Lonely Boy - Andrew Gold (mp3)
An old man lives there. His clothes are raggedy, and he wears a moth-eaten sportscoat over torn white pajamas. His hair and overlong beard are more salt than pepper. And overalls. He has overalls on, too. But not a dog. His dog died many years before. As did his wife. She died many years before the dog. And he didn’t have any children. Or maybe he did, and they left him. They gave up on him. Maybe he wasn’t there enough for them, and now it’s irreparable.It’s quite possible I have crossed over Thrasher Bridge a thousand times in my life. The bridge, which crosses over the Chickamauga Dam in Chattanooga, looks out to the west upon a railroad bridge some 300 yards away. Atop that old, bronzed and rusted metal structure, in the middle of the water’s width, sits a once-white house now gray from time and pollution. The house has no yard. It has no porch or deck. It barely has room for a front door and a walkway wide enough to stand outside.
I first remember seeing it when I was five or six. No telling how long it had been there. Must’ve been a bitch to build.
In railroad-speak, I’m sure this house has a very specific and vital function. In fact, it’s probably not called a house at all. Probably has some railroady name like “overlook station” or something. But I formed my story on this one early in life, and I’m not about to go let an education get in the way of my imagination in this particular instance.
Because this house has been the focus of my attention off and on for more than 30 years, how I see it and the characters I’ve invented to live in that structure have become an undeniable Rorschach Test on where I am at a given moment.
As a small kid, I remember thinking that house must be awesome. It’s so high up you could see practically anything. You had this awesome pool surrounding your house. You could dive in right off the front stoop. You could hop a train as it passed underneath and travel practically the whole world. Anything was possible.
In my teenage years, I thought more about Rapunzel. The house was a prison, and some teenage boy had been locked away up there. His job was merely to observe and report on all he saw from his perch. His punishment was to be limited in his interactions to merely that: observing and reporting. He could never actually do. Only see.

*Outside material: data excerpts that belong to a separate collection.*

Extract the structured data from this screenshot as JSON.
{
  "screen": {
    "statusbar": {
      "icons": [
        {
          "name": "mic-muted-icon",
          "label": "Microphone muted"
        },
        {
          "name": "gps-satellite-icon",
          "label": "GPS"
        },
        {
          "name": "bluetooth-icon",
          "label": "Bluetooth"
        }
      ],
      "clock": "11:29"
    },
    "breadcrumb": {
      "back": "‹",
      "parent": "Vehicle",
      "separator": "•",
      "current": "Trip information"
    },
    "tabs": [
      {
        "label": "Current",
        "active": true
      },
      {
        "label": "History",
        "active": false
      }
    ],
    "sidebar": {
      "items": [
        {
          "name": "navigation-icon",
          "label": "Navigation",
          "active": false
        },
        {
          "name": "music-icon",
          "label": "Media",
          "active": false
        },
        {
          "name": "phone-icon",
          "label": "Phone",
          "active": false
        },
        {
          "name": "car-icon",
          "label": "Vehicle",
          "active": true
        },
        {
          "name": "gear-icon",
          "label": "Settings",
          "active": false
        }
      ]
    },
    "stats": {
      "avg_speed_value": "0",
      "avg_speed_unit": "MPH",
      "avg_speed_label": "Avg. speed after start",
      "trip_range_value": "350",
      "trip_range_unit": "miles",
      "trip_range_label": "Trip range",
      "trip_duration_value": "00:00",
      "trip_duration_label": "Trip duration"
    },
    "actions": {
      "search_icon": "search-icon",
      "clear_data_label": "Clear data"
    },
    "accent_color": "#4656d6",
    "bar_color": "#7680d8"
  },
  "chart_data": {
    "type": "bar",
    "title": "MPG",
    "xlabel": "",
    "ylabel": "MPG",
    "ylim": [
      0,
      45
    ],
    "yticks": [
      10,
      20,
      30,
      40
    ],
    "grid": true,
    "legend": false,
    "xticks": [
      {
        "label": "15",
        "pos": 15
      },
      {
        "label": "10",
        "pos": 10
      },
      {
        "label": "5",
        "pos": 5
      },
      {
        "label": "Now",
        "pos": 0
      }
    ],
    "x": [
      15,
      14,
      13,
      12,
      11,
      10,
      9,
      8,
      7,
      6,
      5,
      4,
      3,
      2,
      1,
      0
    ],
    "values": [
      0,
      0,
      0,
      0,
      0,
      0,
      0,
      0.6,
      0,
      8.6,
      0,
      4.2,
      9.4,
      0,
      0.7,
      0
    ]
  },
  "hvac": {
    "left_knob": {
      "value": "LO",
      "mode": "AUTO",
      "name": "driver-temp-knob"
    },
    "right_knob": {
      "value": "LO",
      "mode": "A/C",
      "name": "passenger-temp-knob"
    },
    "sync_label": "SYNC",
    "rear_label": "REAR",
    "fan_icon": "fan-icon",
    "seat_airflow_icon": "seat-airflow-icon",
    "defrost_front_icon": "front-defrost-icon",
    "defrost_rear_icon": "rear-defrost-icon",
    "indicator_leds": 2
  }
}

In my 20s, I thought the house would make the perfect location for a superhero base. He could get anywhere in the city quickly by way of rail, water or roadways, and the metallic column supporting his house could easily hide vehicles specific to each need, because no one looked that closely. He could have a secret drop that went alllll the way to the bottom of the river -- kinda like the firepole Batman would ride to his cave in the TV show. It was both the perfect Fortress of Solitude and efficient gateway to anywhere.
Lately, I’ve seen that sad old man. Loved ones have died. He’s living up there by choice, a prison of his own choosing. In some sense, he’s similar to the Rapunzel character of my teenage vision, but now he’s his own warden, his own captor, and the only reason he doesn’t come down is because he doesn’t want to, or can’t find the courage, or doesn’t see the point.
Prior to this latest version, the house's primary resident has always been some direct version of myself. The wild and fancy free version of childhood. The trapped teenage prisoner. The superhero atop a world of possibility. But this last one, the old man, I try to imagine him as someone else.
At times, I think this is because I’ve grown wiser, that I've begun connecting the house and its fancied inhabitant with the people around me, with circumstances beyond my own self-absorption. Other times, I’m pretty sure it’s because I’ve memorized that scene from The Empire Strikes Back, and I know if the light saber slices off that old man's facade, the face emerging from the smoke just might perfectly reflect my own.
Anyways.
Anyways, it's a cool house to stare at whilst driving across the bridge.